At the conclusion of the story, Jesus asks the lawyer, of the three passers-by, who was the stricken man's neighbor? When the lawyer responds that it was the man who helped him, Jesus responds with "Go and do the same."



The parable, as told originally, had a significant theme of non-discrimination and interracial harmony…The story [has to be] often recast in a more recognizable modern setting where the [characters] are ones in equivalent social groups known to [interact uncomfortably]. For instance, in [recounting the story] to a conservative middle class audience, the assaulted man could be a middle class businessman, the unhelpful passers-by could be presumably respectable people like a pastor and the substitute for the Samaritan could be some disliked minority such as a homosexual, atheist or biker gang member. Thus cast appropriately, the parable regains its socially explosive message to modern listeners: namely, that an individual of a social group they disapprove of can have a superior moral behavior to individuals of the groups they approve. It also means that not sharing the same faith is no excuse to behave poorly, as there is a universal moral law.

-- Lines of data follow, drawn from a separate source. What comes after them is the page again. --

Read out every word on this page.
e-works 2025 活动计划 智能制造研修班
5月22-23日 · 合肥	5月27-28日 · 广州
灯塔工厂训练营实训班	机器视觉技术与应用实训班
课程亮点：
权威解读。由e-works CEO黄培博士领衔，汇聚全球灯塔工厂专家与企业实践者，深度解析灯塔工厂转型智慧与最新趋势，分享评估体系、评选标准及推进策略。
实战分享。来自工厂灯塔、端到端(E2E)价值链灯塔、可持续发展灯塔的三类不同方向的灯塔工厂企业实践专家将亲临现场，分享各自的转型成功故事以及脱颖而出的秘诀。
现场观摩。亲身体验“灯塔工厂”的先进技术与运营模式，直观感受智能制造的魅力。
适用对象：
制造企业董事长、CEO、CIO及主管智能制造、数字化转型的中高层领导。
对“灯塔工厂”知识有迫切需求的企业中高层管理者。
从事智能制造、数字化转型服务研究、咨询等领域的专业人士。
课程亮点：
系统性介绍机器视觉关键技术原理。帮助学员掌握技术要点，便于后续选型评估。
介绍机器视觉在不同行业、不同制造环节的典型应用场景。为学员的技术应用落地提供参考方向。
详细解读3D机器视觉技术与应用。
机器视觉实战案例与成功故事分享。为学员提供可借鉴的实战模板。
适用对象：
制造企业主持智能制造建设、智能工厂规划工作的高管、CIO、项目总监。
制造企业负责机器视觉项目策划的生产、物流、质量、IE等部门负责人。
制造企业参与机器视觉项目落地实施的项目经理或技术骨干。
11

The point being: if anything, contemporary Christians should be in favor of providing medical assistance to all who need it – particularly those who are their fellow citizens. The conservative Christian leaders would probably respond by saying that all assistance should come from donations from their congregants. The reason why this fails is twofold: 1) there are not enough contributing congregants to cover all of the medical costs for everyone in the country; and 2) only getting contributions from Christians fails to understand the universality of the moral law: namely that our neighbor even includes people we may never meet, and that the principles of “love your neighbor” and the golden rule “do unto others” should extend to everyone.

2 comments:

Anonymous said...

I'm not sure the free market or capitalism has been operating in the healthcare system. Insurance has insulated most of us from the true cost of healthcare.

Are you sure it is up to the government to solve these problems? Can mercy/charity be mandated or coerced?

OkieLawyer said...

Anonymous:

Thank you for visiting my page and leaving the thought-provoking comment.

"I'm not sure the free market or capitalism has been operating in the healthcare system. Insurance has insulated most of us from the true cost of healthcare."

I guess I am curious how you are defining "free market" and "capitalism." It is my argument that private health insurance has increased the cost of health care.

Let me explain:

When you pay premiums every month to a private health insurance agency, does 100% of that money go to health care providers? No. Insurers would probably argue that they provide a service to root out fraud and negotiate lower prices because of the large risk pool "economy of scale."

However, some 25% to 35% of insurance premiums go to administrative overhead, advertising, salaries, bonuses and other business costs. If the federal government did it, you could save billions of dollars. For instance, the government would have to do very little advertising; government executives would not get $145 million/year in compensation (as one recent HMO exec did); it would be able to negotiate even lower prices because it would have a risk pool and economy of scale of 300 million Americans and it would be able to work in tandem with the Justice Department to root out fraud (more government lawyers would need to be hired to handle the increased workload -- but they could just be shifted from other parts of the economy).

Did you know that the estimated administrative overhead cost of Medicare is around 3%?

"Are you sure it is up to the government to solve these problems? Can mercy/charity be mandated or coerced?"

I don't think we have any other choice. The U.S. is the only industrialized country that does not have some type of guaranteed universal health insurance. We pay more than any other country and we get worse results.

Not to mention that medical costs are the number one cause of bankruptcy. In my sense of Justice, no one should suffer insolvency because an accident or illness.

While you make a good point that "government cannot legislate morality" on one level, all laws and legislation have moral and ethical choices at their foundations as well as economic ones.